Additional ways to help:

  • Call the police immediately if you witness any abuse.
  • Offer to help her find a shelter or do the research on your own so you are ready to help in an emergency.
  • Offer to let her call for help from your cell or home phone when she is ready to reach out for help.
  • Ask if it is okay for you to take pictures of any bruising or injuries on her. Print them, write the date on the back and keep them in a safe place. They can be used as evidence, later.
  • Keep a dated list of abuse that you have witnessed. It can be helpful if she goes to court.
  • Note on your calendar dates when you saw bruising on her. Include the location on her body, their size and color. Again this helps prove on-going abuse and can result in a longer sentence for the perpetrator.
  • See Safety Planning information in the tab at the top of this page. Go over the information together. Offer to keep a suitcase of her clothing and important documents at your house should she need to leave her home quickly. Have a signal that tells you she is in danger and you should call the police.
Abusers can be very dangerous. Those who have never used physical violence, may do so when the victim is trying to leave. Never put yourself in danger by confronting the abuser. Even if you think you can reason with him, you can’t. Most likely, your good intention will give the perpetrator an excuse to attack the victim or you.

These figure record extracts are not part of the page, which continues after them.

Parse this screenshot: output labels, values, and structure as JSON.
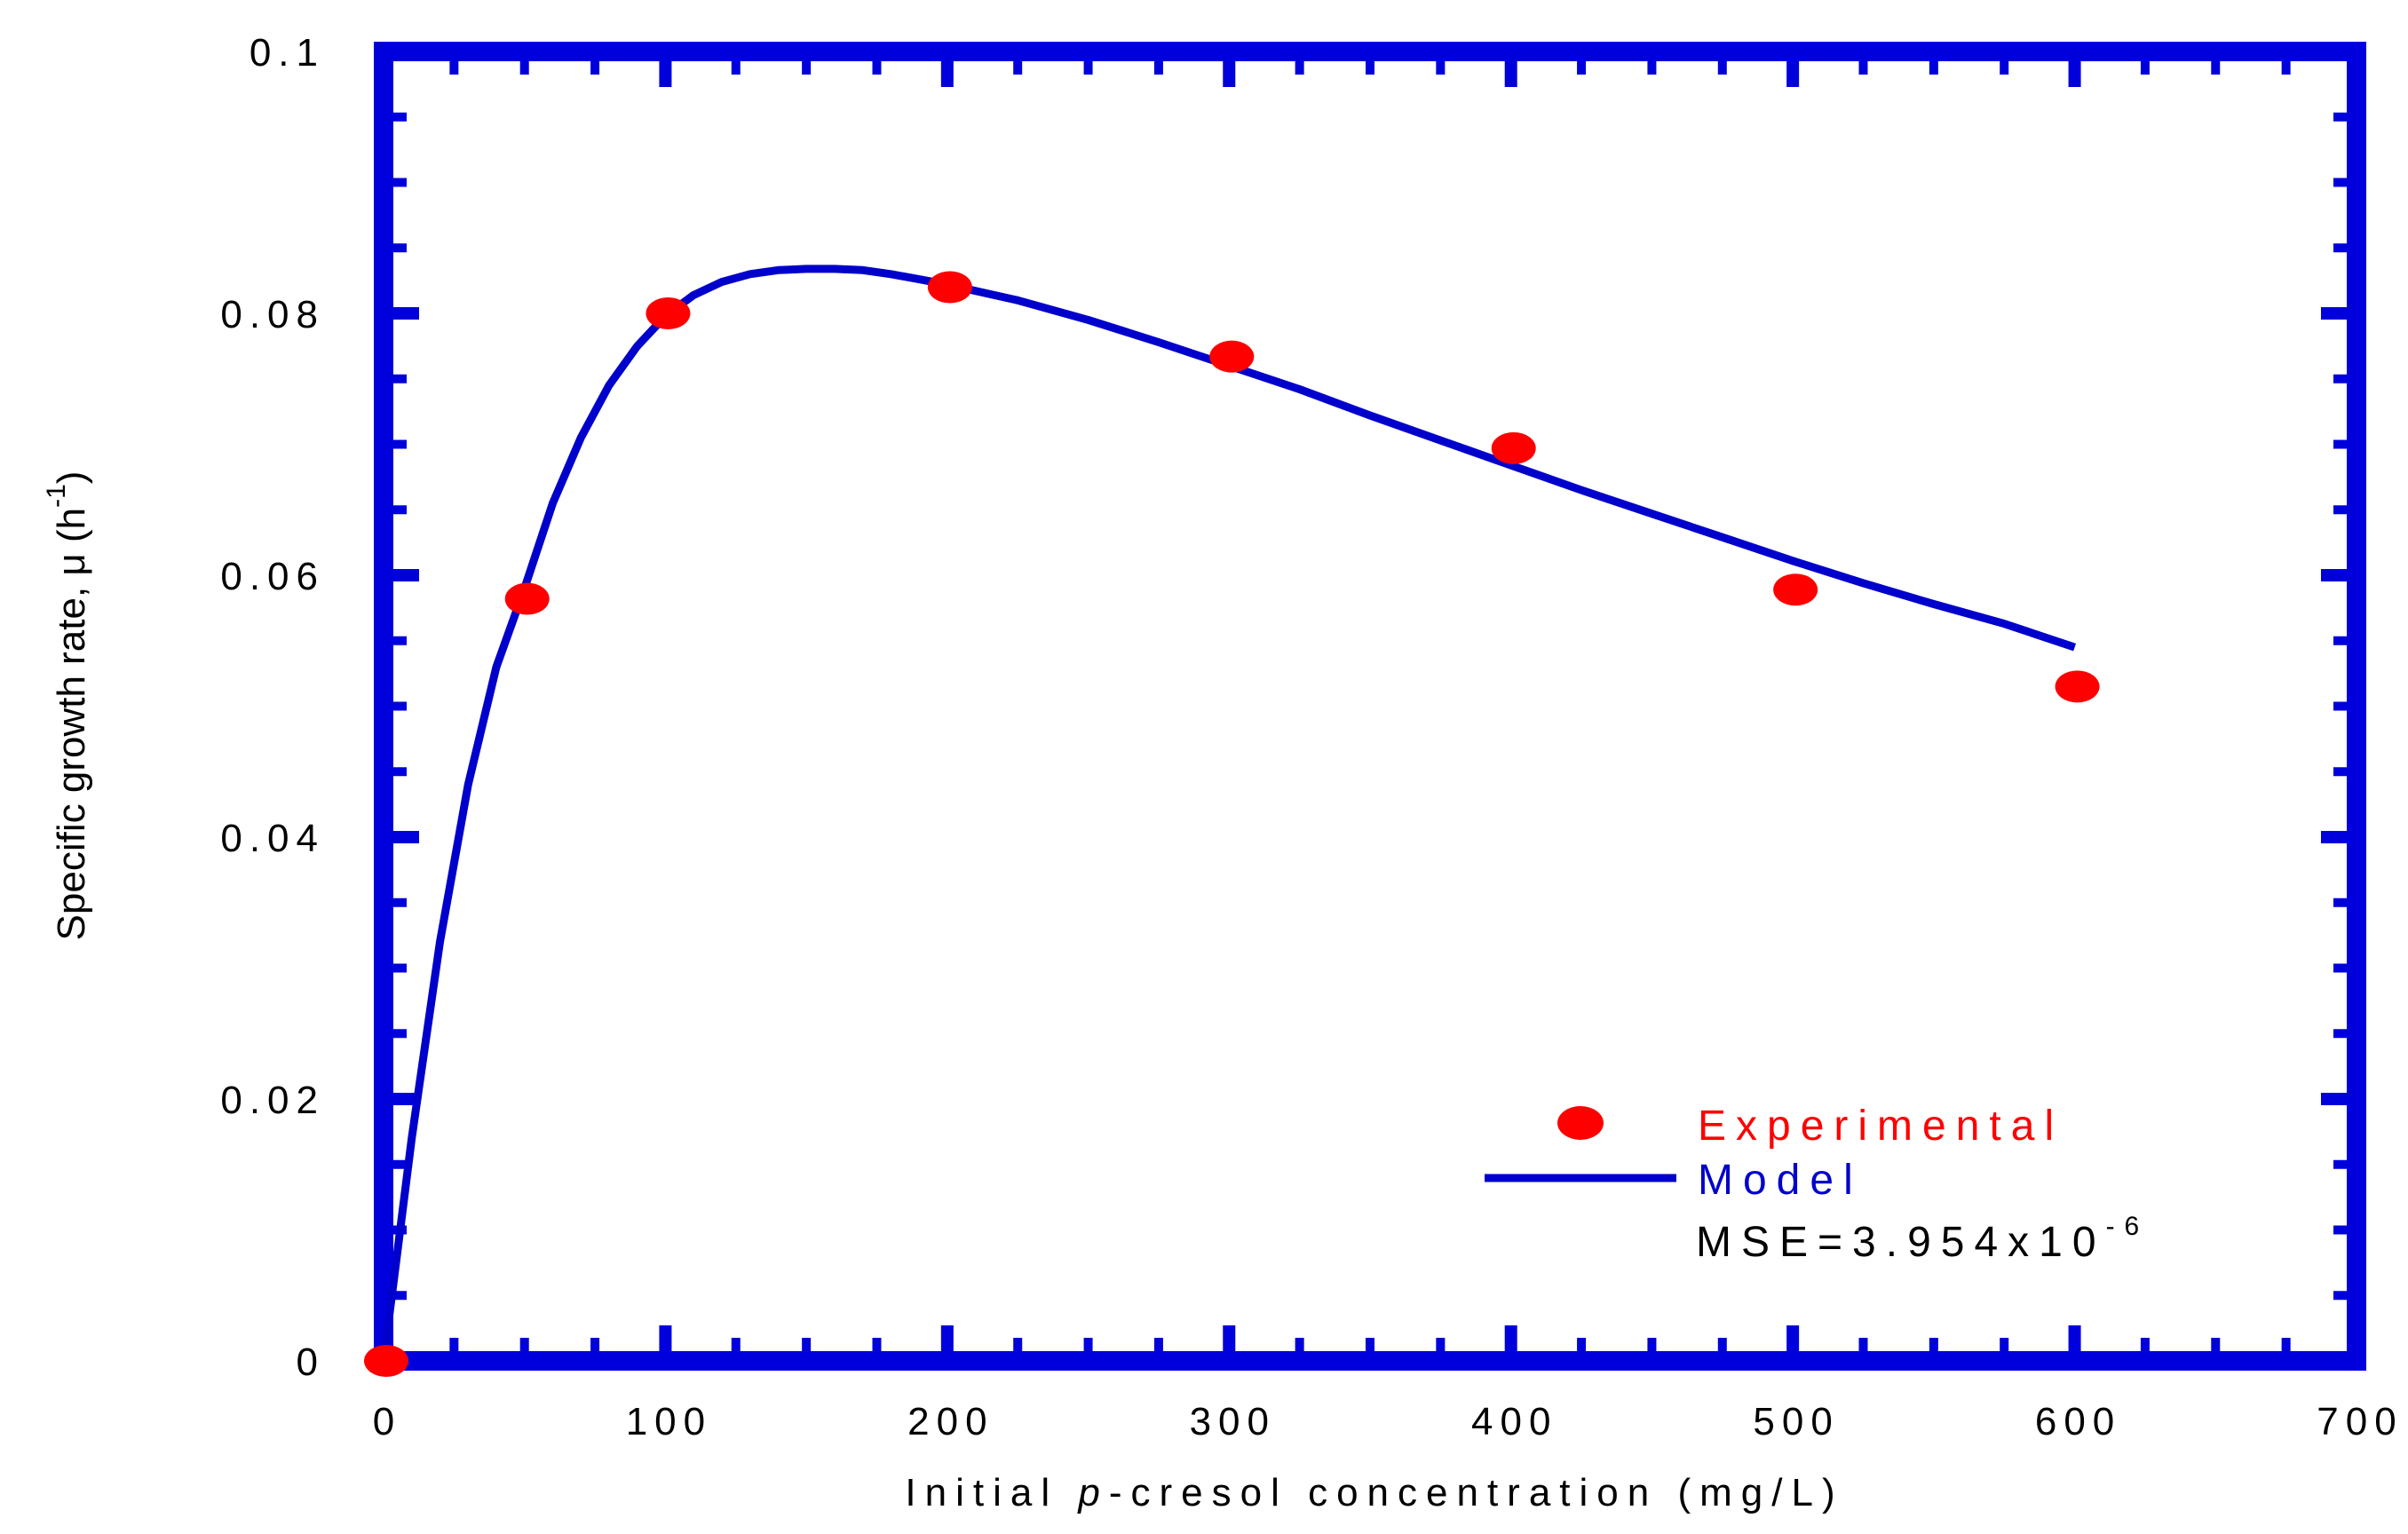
{
  "chart_data": {
    "type": "scatter",
    "title": "",
    "xlabel": {
      "prefix": "Initial ",
      "italic": "p",
      "suffix": "-cresol concentration (mg/L)"
    },
    "ylabel": {
      "main": "Specific growth rate, μ (h",
      "superscript": "-1",
      "close": ")"
    },
    "xlim": [
      0,
      700
    ],
    "ylim": [
      0,
      0.1
    ],
    "xticks": [
      0,
      100,
      200,
      300,
      400,
      500,
      600,
      700
    ],
    "yticks": [
      0,
      0.02,
      0.04,
      0.06,
      0.08,
      0.1
    ],
    "xtick_labels": [
      "0",
      "100",
      "200",
      "300",
      "400",
      "500",
      "600",
      "700"
    ],
    "ytick_labels": [
      "0",
      "0.02",
      "0.04",
      "0.06",
      "0.08",
      "0.1"
    ],
    "grid": false,
    "legend_position": "bottom-right",
    "series": [
      {
        "name": "Experimental",
        "kind": "points",
        "color": "#ff0000",
        "x": [
          0,
          50,
          100,
          200,
          300,
          400,
          500,
          600
        ],
        "y": [
          0,
          0.0582,
          0.08,
          0.082,
          0.0767,
          0.0697,
          0.0589,
          0.0515
        ]
      },
      {
        "name": "Model",
        "kind": "line",
        "color": "#0000cc",
        "x": [
          0,
          5,
          10,
          20,
          30,
          40,
          50,
          60,
          70,
          80,
          90,
          100,
          110,
          120,
          130,
          140,
          150,
          160,
          170,
          180,
          190,
          200,
          225,
          250,
          275,
          300,
          325,
          350,
          375,
          400,
          425,
          450,
          475,
          500,
          525,
          550,
          575,
          600
        ],
        "y": [
          0,
          0.0085,
          0.017,
          0.032,
          0.044,
          0.053,
          0.059,
          0.0655,
          0.0705,
          0.0745,
          0.0775,
          0.0798,
          0.0814,
          0.0824,
          0.083,
          0.0833,
          0.0834,
          0.0834,
          0.0833,
          0.083,
          0.0826,
          0.0822,
          0.081,
          0.0795,
          0.0778,
          0.076,
          0.0742,
          0.0722,
          0.0703,
          0.0684,
          0.0665,
          0.0647,
          0.0629,
          0.0611,
          0.0594,
          0.0578,
          0.0563,
          0.0545
        ]
      }
    ],
    "annotation": {
      "base": "MSE=3.954x10",
      "superscript": "-6"
    }
  },
  "colors": {
    "axis": "#0000dd",
    "model": "#0000cc",
    "experimental": "#ff0000",
    "text": "#000000"
  }
}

Standing with a victim who is struggling to decide whether or not to leave can be difficult. You know she should leave, but she may not be ready to make that move for many logical reasons. If you cheerlead her out of the relationship before she is ready to stay out, she will most likely return to him. Feeling she has let you down will add to her already burgeoning guilt. She doesn’t need that. Let her know that you will continue to love her and will respect her decision even if you disagree.

It takes courage to walk with a friend through domestic abuse. It may weigh heavy on you. If so, shelter  hotlines or the National Domestic Violence Hotline (800-7997233) can be a resource to give you guidance and support as you help your friend.

Helping someone else, should never hurt you. If you feel overwhelmed, take care of yourself. Give your friend the number for the shelter and the national hotline. There are others who are trained to work with victims. You can be the seed planter and let the professionals take over.